Dans ce cas, le locataire doit en rapporter la preuve, et notamment établir que malgré ses demandes auprès du bailleur pour remédier aux carences du logement, ce dernier n’aurait pas donné suite.
Autrement dit, même en présence d’un impayé de loyers avéré, le bailleur peut voir la résiliation du bail mise en échec si le locataire invoque un manquement à l’obligation de délivrance d’un logement décent ou conforme aux stipulations du contrat.
En cela, le juge apprécie la bonne ou mauvaise foi du bailleur.
Les nombreuses décisions rendues par les Cours d’appel en cette matière traduisent cependant un contrôle strict des arguments soulevés par les locataires qui invoquent l’exception d’inexécution pour tenter d’anéantir les effets de la clause résolutoire.

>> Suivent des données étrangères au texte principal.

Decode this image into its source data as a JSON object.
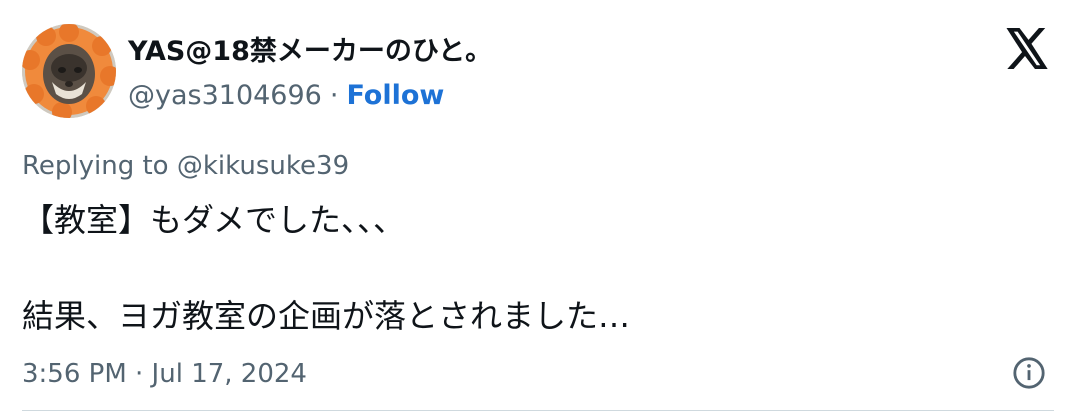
{
  "author": {
    "display_name": "YAS@18禁メーカーのひと。",
    "handle": "@yas3104696",
    "separator": "·",
    "follow_label": "Follow"
  },
  "reply": {
    "prefix": "Replying to",
    "mention": "@kikusuke39"
  },
  "tweet": {
    "line1": "【教室】もダメでした、、、",
    "line2": "結果、ヨガ教室の企画が落とされました…"
  },
  "meta": {
    "timestamp": "3:56 PM · Jul 17, 2024"
  },
  "icons": {
    "platform": "x-logo-icon",
    "info": "info-icon"
  },
  "colors": {
    "link": "#1d72d6",
    "secondary_text": "#536471",
    "primary_text": "#0f1419"
  }
}
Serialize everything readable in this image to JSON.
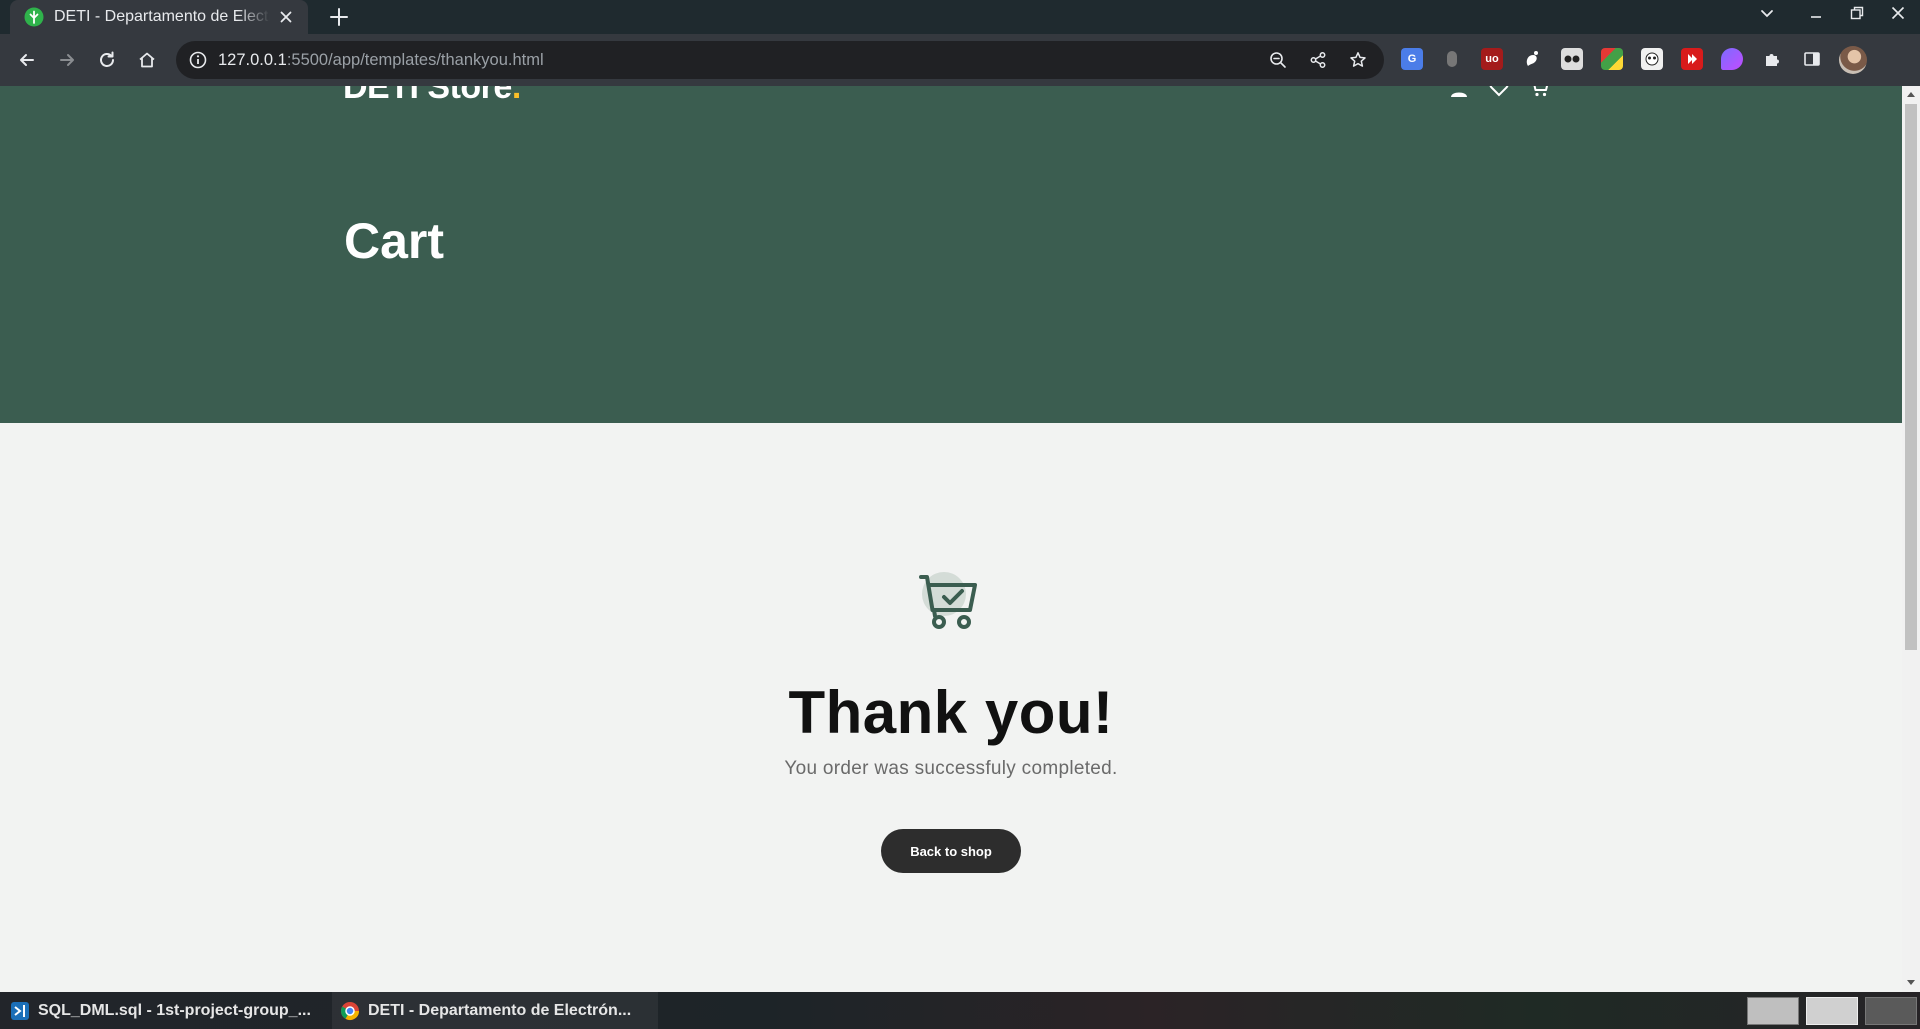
{
  "browser": {
    "tab": {
      "title": "DETI - Departamento de Electrónica, Telecomunicações e Informática"
    },
    "address_bar": {
      "host": "127.0.0.1",
      "path": ":5500/app/templates/thankyou.html"
    },
    "extensions": [
      "google-translate",
      "mouse-extension",
      "ublock-origin",
      "gnome-extension",
      "reader-extension",
      "colorful-extension",
      "panda-extension",
      "flash-extension",
      "purple-extension",
      "puzzle-extension"
    ]
  },
  "page": {
    "logo": {
      "text": "DETI Store",
      "dot": "."
    },
    "hero_title": "Cart",
    "thankyou": {
      "title": "Thank you!",
      "message": "You order was successfuly completed.",
      "button": "Back to shop"
    },
    "colors": {
      "hero": "#3b5d50",
      "accent": "#f9bf29",
      "button": "#2d2d2d",
      "background": "#f2f3f2"
    }
  },
  "taskbar": {
    "items": [
      {
        "label": "SQL_DML.sql - 1st-project-group_..."
      },
      {
        "label": "DETI - Departamento de Electrón..."
      }
    ]
  }
}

Enfin, un dernier tempérament à l’automaticité se trouve dans l’article 24, V, dernier alinéa de la loi du 6 juillet 1989 qui précise que le juge invite les parties à lui produire tous éléments relatifs à l’existence d’une procédure de traitement du surendettement.
En effet, s’il s’avère qu’une procédure de surendettement a été ouverte au bénéfice du locataire et qu’au jour de l’audience, celui-ci a repris le paiement du loyer et des charges, le juge qui constate l’acquisition de la clause résolutoire peut accorder des délais de paiement dans plusieurs cas de figure (décision de recevabilité, plan conventionnel de redressement, etc.).
Ce qu’il faut retenir
La mise en jeu de la clause résolutoire dans le bail d’habitation permet d’obtenir la résiliation avant le terme des trois ans (terme du bail) à la condition qu’elle sanctionne l’impayé de loyers, charges locatives ou dépôt de garantie, le défaut de souscription de l’assurance locative ou le non-respect de l’obligation d’user paisiblement des locaux loués, résultant de troubles de voisinage constatés par une décision de justice passée en force de chose jugée. Elle est soumise à un formalisme et à des délais stricts, à peine de nullité de l’acte (commandement notamment) ou d’irrecevabilité des demandes. Elle nécessite par ailleurs que le bailleur n’ait rien à se reprocher, s’agissant notamment des critères de décence ou de délivrance conforme du logement. Enfin, le juge conserve le pouvoir de suspendre les effets d’une clause résolutoire et d’accorder des délais au locataire en situation de régler la dette locative et le loyer courant.